Authored by efriedma on Jan 4 2017, 4:43 PM.

Details

Summary

sqrt(), sin(), cos(), pow(), exp(), exp2(), log(), log2(), and log10() are not available in variants which don't set errno on glibc (and maybe other more obscure platforms), so don't claim they're universally available in TargetLowering.cpp. Then fix LangRef to make it obvious that they in fact have no side-effects, and get rid of the silly sqrt() special-case.

TODO:

  • Make the backend error message print out the actual name of the intrinsic rather than a number.
  • Provide libcall lowerings for these intrinsics on platforms where they're available.
  • Provide a target API to check whether these intrinsics are available, and use it (SimplifyLibCalls, vectorizer)
  • Fix ConstantFolding so it doesn't assume the operand to llvm.sqrt() is positive
  • Fix regression tests (60-ish failures at the moment).
  • Fix clang so it doesn't generate calls to llvm.sqrt() and llvm.pow() when they aren't available.
  • Fix clang so it doesn't mark calls which have side-effects readnone.

Sort of a response to https://reviews.llvm.org/D27618 and other related discussion lately. I'm not sure when I'll have time to finish this.

Diff Detail

Repository
rL LLVM

Event Timeline

efriedma updated this revision to Diff 83161.Jan 4 2017, 4:43 PM
efriedma retitled this revision from to [WIP] [RFC] Don't lower floating point intrinsics to libcalls which modify errno.
efriedma updated this object.
efriedma set the repository for this revision to rL LLVM.
efriedma added subscribers: llvm-commits, spatel, avt77 and 2 others.

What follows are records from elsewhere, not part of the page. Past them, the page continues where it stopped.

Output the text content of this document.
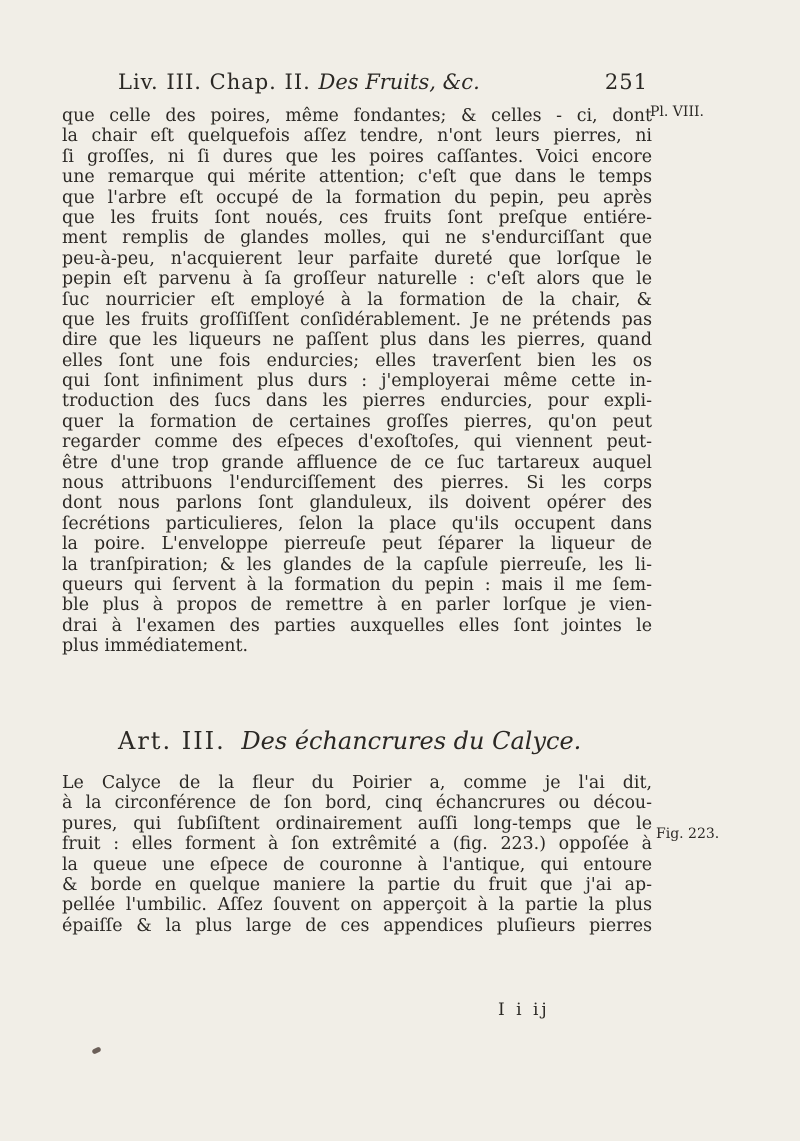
Liv. III. Chap. II. Des Fruits, &c.	251
Pl. VIII.
Fig. 223.
que celle des poires, même fondantes; & celles - ci, dont
la chair eſt quelquefois aſſez tendre, n'ont leurs pierres, ni
ſi groſſes, ni ſi dures que les poires caſſantes. Voici encore
une remarque qui mérite attention; c'eſt que dans le temps
que l'arbre eſt occupé de la formation du pepin, peu après
que les fruits ſont noués, ces fruits ſont preſque entiére-
ment remplis de glandes molles, qui ne s'endurciſſant que
peu-à-peu, n'acquierent leur parfaite dureté que lorſque le
pepin eſt parvenu à ſa groſſeur naturelle : c'eſt alors que le
ſuc nourricier eſt employé à la formation de la chair, &
que les fruits groſſiſſent conſidérablement. Je ne prétends pas
dire que les liqueurs ne paſſent plus dans les pierres, quand
elles ſont une fois endurcies; elles traverſent bien les os
qui ſont infiniment plus durs : j'employerai même cette in-
troduction des ſucs dans les pierres endurcies, pour expli-
quer la formation de certaines groſſes pierres, qu'on peut
regarder comme des eſpeces d'exoſtoſes, qui viennent peut-
être d'une trop grande affluence de ce ſuc tartareux auquel
nous attribuons l'endurciſſement des pierres. Si les corps
dont nous parlons ſont glanduleux, ils doivent opérer des
ſecrétions particulieres, ſelon la place qu'ils occupent dans
la poire. L'enveloppe pierreuſe peut ſéparer la liqueur de
la tranſpiration; & les glandes de la capſule pierreuſe, les li-
queurs qui ſervent à la formation du pepin : mais il me ſem-
ble plus à propos de remettre à en parler lorſque je vien-
drai à l'examen des parties auxquelles elles ſont jointes le
plus immédiatement.
Art. III. Des échancrures du Calyce.
Le Calyce de la fleur du Poirier a, comme je l'ai dit,
à la circonférence de ſon bord, cinq échancrures ou décou-
pures, qui ſubſiſtent ordinairement auſſi long-temps que le
fruit : elles forment à ſon extrêmité a (fig. 223.) oppoſée à
la queue une eſpece de couronne à l'antique, qui entoure
& borde en quelque maniere la partie du fruit que j'ai ap-
pellée l'umbilic. Aſſez ſouvent on apperçoit à la partie la plus
épaiſſe & la plus large de ces appendices pluſieurs pierres
I i ij
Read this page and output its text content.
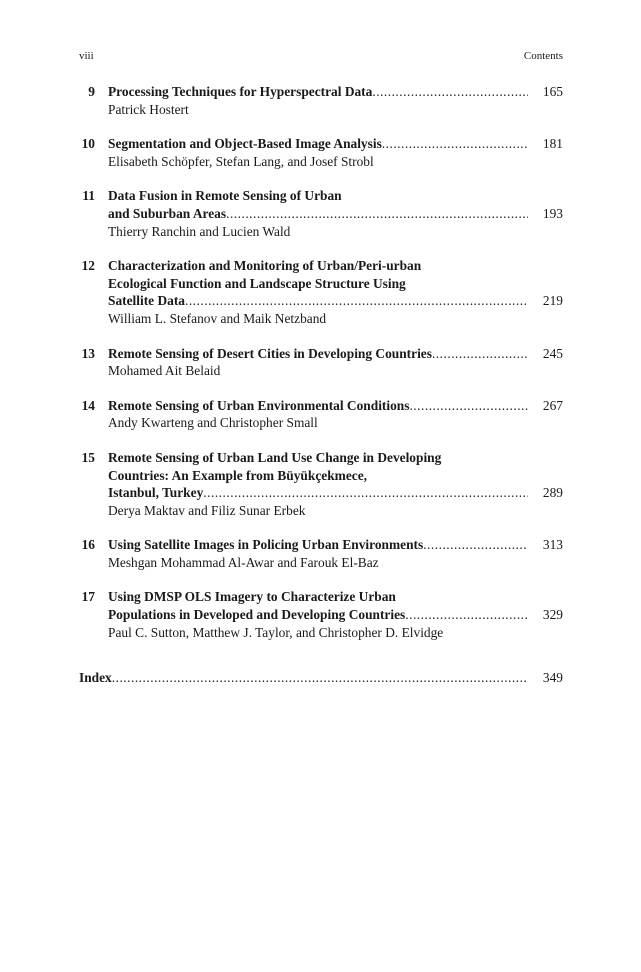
viii	Contents
9 Processing Techniques for Hyperspectral Data
.....
Patrick Hostert
165
10 Segmentation and Object-Based Image Analysis
.....
Elisabeth Schöpfer, Stefan Lang, and Josef Strobl
181
11 Data Fusion in Remote Sensing of Urban
and Suburban Areas
.....
Thierry Ranchin and Lucien Wald
193
12 Characterization and Monitoring of Urban/Peri-urban
Ecological Function and Landscape Structure Using
Satellite Data
.....
William L. Stefanov and Maik Netzband
219
13 Remote Sensing of Desert Cities in Developing Countries
.....
Mohamed Ait Belaid
245
14 Remote Sensing of Urban Environmental Conditions
.....
Andy Kwarteng and Christopher Small
267
15 Remote Sensing of Urban Land Use Change in Developing
Countries: An Example from Büyükçekmece,
Istanbul, Turkey
.....
Derya Maktav and Filiz Sunar Erbek
289
16 Using Satellite Images in Policing Urban Environments
.....
Meshgan Mohammad Al-Awar and Farouk El-Baz
313
17 Using DMSP OLS Imagery to Characterize Urban
Populations in Developed and Developing Countries
.....
Paul C. Sutton, Matthew J. Taylor, and Christopher D. Elvidge
329
Index
.....	349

sqrt(), sin(), cos(), pow(), exp(), exp2(), log(), log2(), and log10() are not available in variants which don't set errno on glibc (and maybe other more obscure platforms), so don't claim they're universally available in TargetLowering.cpp. Then fix LangRef to make it obvious that they in fact have no side-effects, and get rid of the silly sqrt() special-case.

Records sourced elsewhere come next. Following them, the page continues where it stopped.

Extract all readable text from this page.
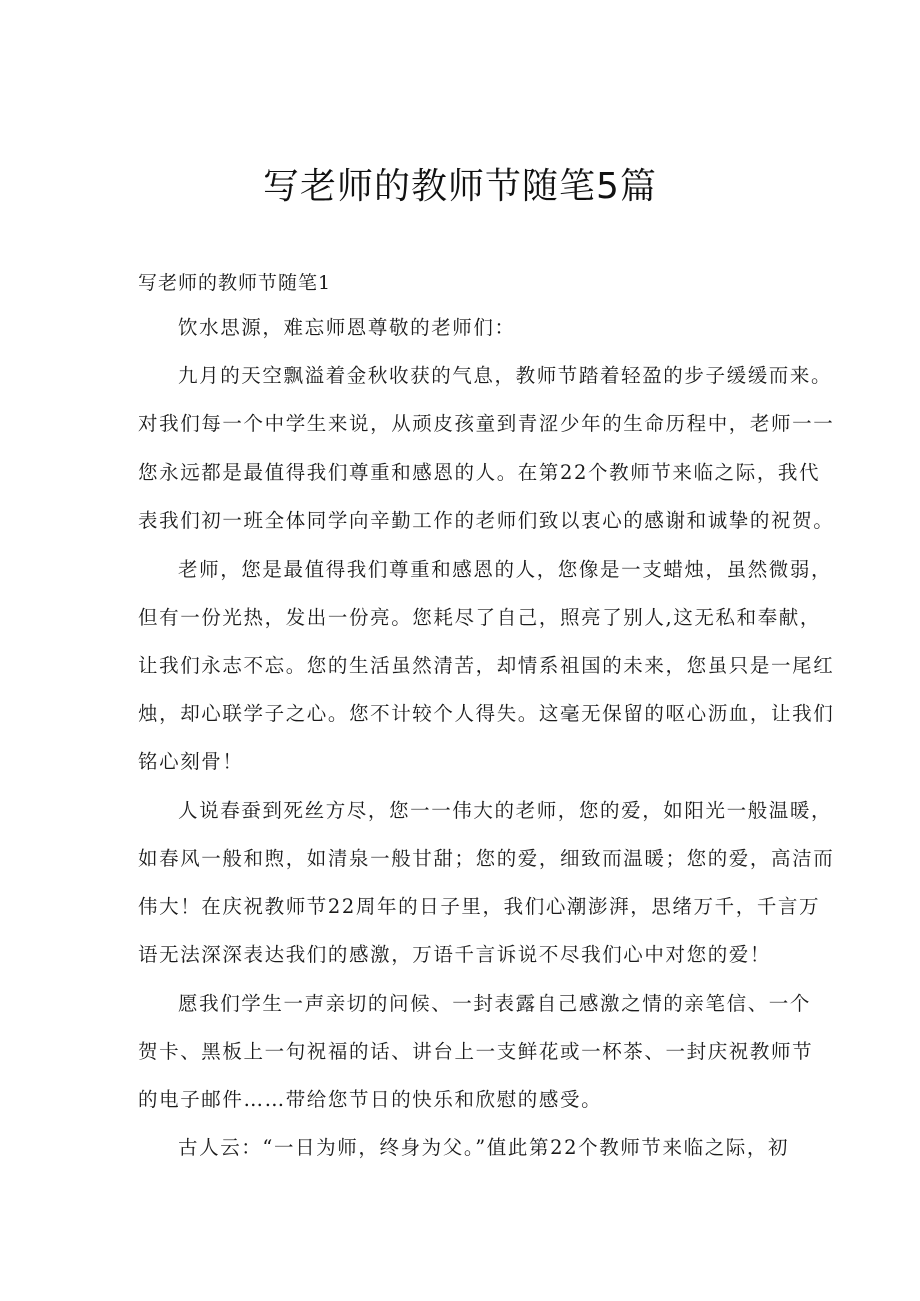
写老师的教师节随笔5篇

写老师的教师节随笔1

饮水思源，难忘师恩尊敬的老师们：

九月的天空飘溢着金秋收获的气息，教师节踏着轻盈的步子缓缓而来。

对我们每一个中学生来说，从顽皮孩童到青涩少年的生命历程中，老师一一

您永远都是最值得我们尊重和感恩的人。在第22个教师节来临之际，我代

表我们初一班全体同学向辛勤工作的老师们致以衷心的感谢和诚挚的祝贺。

老师，您是最值得我们尊重和感恩的人，您像是一支蜡烛，虽然微弱，

但有一份光热，发出一份亮。您耗尽了自己，照亮了别人,这无私和奉献，

让我们永志不忘。您的生活虽然清苦，却情系祖国的未来，您虽只是一尾红

烛，却心联学子之心。您不计较个人得失。这毫无保留的呕心沥血，让我们

铭心刻骨！

人说春蚕到死丝方尽，您一一伟大的老师，您的爱，如阳光一般温暖，

如春风一般和煦，如清泉一般甘甜；您的爱，细致而温暖；您的爱，高洁而

伟大！在庆祝教师节22周年的日子里，我们心潮澎湃，思绪万千，千言万

语无法深深表达我们的感激，万语千言诉说不尽我们心中对您的爱！

愿我们学生一声亲切的问候、一封表露自己感激之情的亲笔信、一个

贺卡、黑板上一句祝福的话、讲台上一支鲜花或一杯茶、一封庆祝教师节

的电子邮件……带给您节日的快乐和欣慰的感受。

古人云：“一日为师，终身为父。”值此第22个教师节来临之际，初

I fully support work in this direction; we definitely need to fix this up.

We also do need to model errno, however, or provide compiler-rt wrappers,etc. so that we can really use -fno-math-errno on systems where the math functions really do set errno and not miscompile code by reordering calls to math functions with calls to other functions (e.g. open, read) that set errno and where errno is later used (e.g. by perror).

We also do need to model errno, however, or provide compiler-rt wrappers,etc. so that we can really use -fno-math-errno on systems where the math functions really do set errno and not miscompile code by reordering calls to math functions with calls to other functions (e.g. open, read) that set errno and where errno is later used (e.g. by perror).

Yes, that's what I was getting at with "Fix clang so it doesn't mark calls which have side-effects readnone." It's hard to come up with a good solution here, though. The options I can think of:

  1. Make compiler-rt implement a bunch of libm functions with sane semantics. Straightforward, but writing fast, correct libm routines is tricky.
  2. Instead of marking the math functions readnone, mark them "dead_errno_write" or something like that. That allows correct modeling, but it probably ends up blocking a substantial number of optimizations because we have to assume almost any pointer could alias errno.
  3. Some solution which involves teaching the compiler or compiler-rt how to compute the address of errno. This gets nasty fast because it's different for every libc implementation.

That's largely orthogonal to this patch, though.

RKSimon added a subscriber: davide.Jan 5 2017, 3:26 AM

We also do need to model errno, however, or provide compiler-rt wrappers,etc. so that we can really use -fno-math-errno on systems where the math functions really do set errno and not miscompile code by reordering calls to math functions with calls to other functions (e.g. open, read) that set errno and where errno is later used (e.g. by perror).

Yes, that's what I was getting at with "Fix clang so it doesn't mark calls which have side-effects readnone." It's hard to come up with a good solution here, though. The options I can think of:

  1. Make compiler-rt implement a bunch of libm functions with sane semantics. Straightforward, but writing fast, correct libm routines is tricky.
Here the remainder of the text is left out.